Do your children behave selfishly? If so, they may be picking up cues from their environment.
That’s the implication of a startling new study by a British psychologist, which found 18-month-old children were far more likely to help someone in need after they were subtly introduced to the concept of togetherness.
The study, just published in the journal Psychological Science, was conducted by psychologist Harriet Over, who is affiliated with both Cardiff University in Wales and the Max Plank Institute for Evolutionary Anthropology in Leipzig, Germany. She and her co-author, Malinda Carpenter, examined the behavior of 60 children recruited from a database of parents who had volunteered to participate in child development studies.
The children, all of whom were 18 months old, were shown one of four sets of eight color photographs. Each photo was dominated by an image of a familiar household item, but also contained a second, smaller image which served as a “prime.”
The first of these “priming images” featured two small wooden dolls, which faced one another in very close proximity. They seem to be looking into each other’s eyes, or perhaps conversing. The second featured a single wooden doll; the third, a pile of four wooden blocks. The fourth and final image showed the same two dolls as the first photo, except they were placed back to back.
The researcher focused her discussion of the photos on the foreground objects (a book, teapot, etc.) and ignored the small figures. After she had finished, another experimenter entered the room with a bundle of small sticks, which she “accidentally” dropped on the floor.
“To give infants the opportunity to help spontaneously, during the first 10 seconds after dropping the sticks, the experimenter said nothing; she simply alternated her gaze between the fallen sticks and the infants’ faces,” the study reports. “During the next 10 seconds, if infants had not already begun helping, the experimenter looked toward them, called their name, and said, ‘My sticks, they’ve fallen on the floor,’ making two unsuccessful attempts to reach the sticks herself.”

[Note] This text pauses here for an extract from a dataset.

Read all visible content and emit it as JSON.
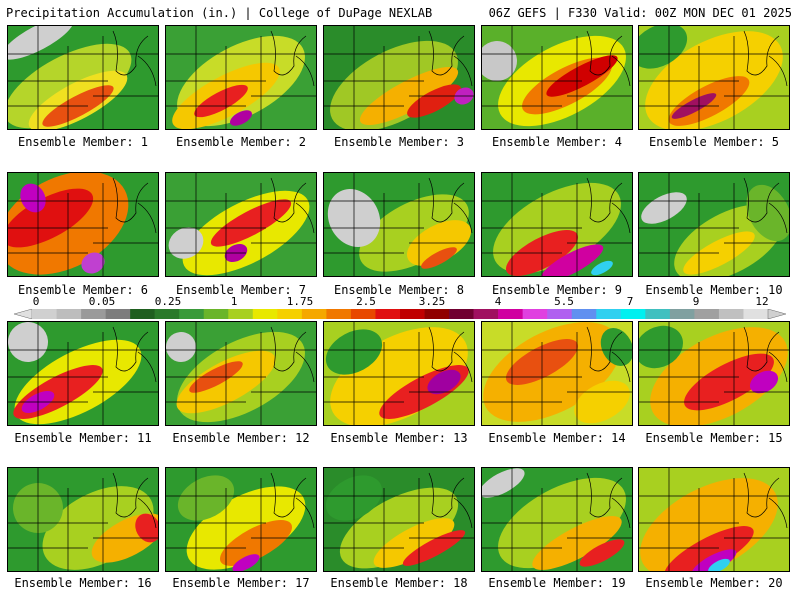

Of the children who had seen the image of the two dolls facing one another, 60 percent helped her pick up the sticks spontaneously, and another 20 percent began helping when she asked specifically for assistance after 10 seconds. Of those who saw the other three images, only 20 percent helped spontaneously, while another 20 to 30 percent pitched in after her plea at the 10-second mark.
In other words, the children who saw the image of the two figures who seemed to have some sort of relationship or affiliation were three times more likely to exhibit helpful behavior than those who saw a different image. Note that the children were guided to focus on the large object in the photos, not the wooden dolls, which they noticed entirely on their own.
“Infants did not directly reproduce the situations depicted in the photographs,” Over and Carpenter note. “Instead, the photographs (of the dolls facing one another) triggered a general prosocial orientation that manifested itself in increased helping.”
The researchers note their findings have both theoretical and practical implications. In terms of evolutionary psychology, they reinforce the concept that affiliation with one’s group increases altruistic behavior. This connection appears to be “so fundamental that, even in infancy, a mere hint of affiliation is sufficient to increase helping,” they write.
On a practical, parenting-skills level, “Our data suggest that surprisingly subtle changes to our social environment may promote prosocial behavior in our children,” they add.
In other words, even very young children absorb the messages they perceive from their immediate environment, and behave accordingly. So if yours are acting in a me-first manner, the obvious question becomes: Whose behavior are they mirroring?